Instinctively, I turned around and slammed the ax into the ice expecting for it to catch. Instead, it bounced right off and hit me right in the head, all the while, my descent continued to pick up speed with no very little friction between my body and the ice. Luckily for me, things slowed down in my head, and I recovered enough to grip the handle with both hands and slam the ax harder into the ice. This time, it caught and I increased the force to eventually slow to a full stop against the less steep part of the slope.

Getting onto my knees, I felt a path of warmth on my head, and pulled off my beanie to see crimson deep drops of blood drip onto the pristine white snow. I put my beanie back on, turned over onto my backside and waited for Adam to get down. Instead of showing concern, Adam, of course, laughs and tells me to take off my beanie so he could take a look.

bleeding from glissading accident

The laughter died for a moment and the expression on his face did nothing to make me feel better about bleeding from my head on the side of a icy mountain. He tells me the gash is a little over an inch long, but its not so bad. We waited a few minutes for me to collect myself and safely glissaded down the last stretch to where the soft snow started again.

At this point, we weighed the decision to hike back to camp, break down, hike out and drive to the nearest hospital. It would take about 4 hours. The cold had helped the wound to coagulate and stop the bleeding, so Adam had another suggestion – that we go back to camp where he had some Krazy Glue in his pack, in lieu of a first-aid kit which he left in the car, and he could just glue the “little cut” back together. He looked pretty giddy about the whole thing and decided to take off his clothes for the rest of the hike, for no good reason.
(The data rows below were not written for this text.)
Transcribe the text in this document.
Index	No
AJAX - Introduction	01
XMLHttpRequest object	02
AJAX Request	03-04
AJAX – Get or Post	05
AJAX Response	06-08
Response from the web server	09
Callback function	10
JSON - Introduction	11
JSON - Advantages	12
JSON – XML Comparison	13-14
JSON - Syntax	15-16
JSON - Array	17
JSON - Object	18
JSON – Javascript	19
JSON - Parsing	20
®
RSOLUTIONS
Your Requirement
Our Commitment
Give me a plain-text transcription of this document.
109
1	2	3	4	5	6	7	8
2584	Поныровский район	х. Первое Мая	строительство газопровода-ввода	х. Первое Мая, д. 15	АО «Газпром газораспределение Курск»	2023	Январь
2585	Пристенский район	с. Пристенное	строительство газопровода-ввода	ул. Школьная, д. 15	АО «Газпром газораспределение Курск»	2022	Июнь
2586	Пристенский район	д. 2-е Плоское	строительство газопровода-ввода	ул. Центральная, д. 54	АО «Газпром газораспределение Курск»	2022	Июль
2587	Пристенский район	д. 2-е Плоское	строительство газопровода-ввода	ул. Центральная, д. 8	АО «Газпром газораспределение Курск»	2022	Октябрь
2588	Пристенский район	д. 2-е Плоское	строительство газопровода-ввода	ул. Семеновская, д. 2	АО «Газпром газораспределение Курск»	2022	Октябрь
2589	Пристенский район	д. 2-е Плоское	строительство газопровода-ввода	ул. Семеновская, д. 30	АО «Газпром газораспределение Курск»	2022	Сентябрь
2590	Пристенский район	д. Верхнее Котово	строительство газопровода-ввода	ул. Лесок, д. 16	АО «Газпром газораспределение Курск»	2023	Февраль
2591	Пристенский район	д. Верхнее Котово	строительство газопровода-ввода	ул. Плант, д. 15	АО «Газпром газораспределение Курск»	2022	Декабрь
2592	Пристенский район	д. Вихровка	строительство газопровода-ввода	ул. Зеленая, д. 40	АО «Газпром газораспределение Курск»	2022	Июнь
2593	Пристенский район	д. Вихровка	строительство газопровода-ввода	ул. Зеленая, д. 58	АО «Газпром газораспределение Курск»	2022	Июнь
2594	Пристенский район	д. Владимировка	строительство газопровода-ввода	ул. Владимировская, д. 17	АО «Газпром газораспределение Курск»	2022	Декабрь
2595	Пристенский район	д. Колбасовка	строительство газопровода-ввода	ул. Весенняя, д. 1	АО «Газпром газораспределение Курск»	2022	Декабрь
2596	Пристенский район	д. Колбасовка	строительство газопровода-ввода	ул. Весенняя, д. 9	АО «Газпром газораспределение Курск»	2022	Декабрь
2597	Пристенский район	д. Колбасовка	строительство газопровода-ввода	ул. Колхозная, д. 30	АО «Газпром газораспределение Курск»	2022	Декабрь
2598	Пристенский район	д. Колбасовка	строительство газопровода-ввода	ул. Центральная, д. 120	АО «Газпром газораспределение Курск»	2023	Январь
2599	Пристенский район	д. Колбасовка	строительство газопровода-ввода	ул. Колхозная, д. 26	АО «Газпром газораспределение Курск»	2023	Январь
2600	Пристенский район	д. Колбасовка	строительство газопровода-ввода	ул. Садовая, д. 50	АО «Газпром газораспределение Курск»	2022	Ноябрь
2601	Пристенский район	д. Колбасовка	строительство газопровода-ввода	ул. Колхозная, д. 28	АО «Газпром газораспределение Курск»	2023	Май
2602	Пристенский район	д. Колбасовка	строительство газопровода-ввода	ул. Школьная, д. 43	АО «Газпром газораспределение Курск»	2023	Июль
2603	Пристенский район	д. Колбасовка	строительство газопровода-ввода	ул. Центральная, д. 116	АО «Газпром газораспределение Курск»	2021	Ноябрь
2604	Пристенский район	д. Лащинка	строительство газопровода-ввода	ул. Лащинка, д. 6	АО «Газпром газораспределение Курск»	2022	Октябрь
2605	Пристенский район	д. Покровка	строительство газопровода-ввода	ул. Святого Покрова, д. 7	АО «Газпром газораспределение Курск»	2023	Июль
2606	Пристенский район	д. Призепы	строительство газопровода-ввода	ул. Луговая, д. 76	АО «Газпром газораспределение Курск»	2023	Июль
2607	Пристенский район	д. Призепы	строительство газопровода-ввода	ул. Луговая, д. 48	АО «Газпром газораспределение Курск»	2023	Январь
running in shoe at lassen national park

I contemplated this stop-gap solution hiking back to camp and somehow got reception to do a quick Google search on “using krazy glue to stitch head”. Surprisingly, this was something that medics did in the field to quick closely up wounds until they could make it back to safety. Of course, they used a version that was medically-approved for the task, and not your off-the-shelf super glue, but in a pinch it should still work.

bloody face from glissading accident

Please Don’t Shave My Head

Back at camp, Cathy boiled some water so clean out the wound while Adam retrieved the glue, laughing the whole time. I think he was more excited about the prospect of being able to try out the technique than worrying about my injury. I didn’t blame him. I would feel the same way if the roles were reversed.

My only request was that he carefully separate my hair so we would have to shave off a little patch to perform the “surgery”. I know he wanted to shave off a small patch of my hair, but he reluctantly agreed.

Anti-climatically, he pushed together the opening of the, now hopefully clean, cut and applied a line of Krazy Glue along it, leaving a couple of millimeters opened just in case any infections developed. He was done within a few minutes and we drank the rest of the vodka that was used to sterilize my wound.

super glue head wound

With the wound taken care of, we cooked our dinner, celebrated with some sparklers and spent the night under a million bright stars. A week later, while peeling away at the remnants of the dried glue on my hair, I inadvertently also peel away a 1-inch scab. The wound had healed completely and now I’m waiting for Adam to hurt himself on our next adventure.

Injury aside, hiking Lassen Volcanic National Park was amazing and I recommend putting it on your Bucket List.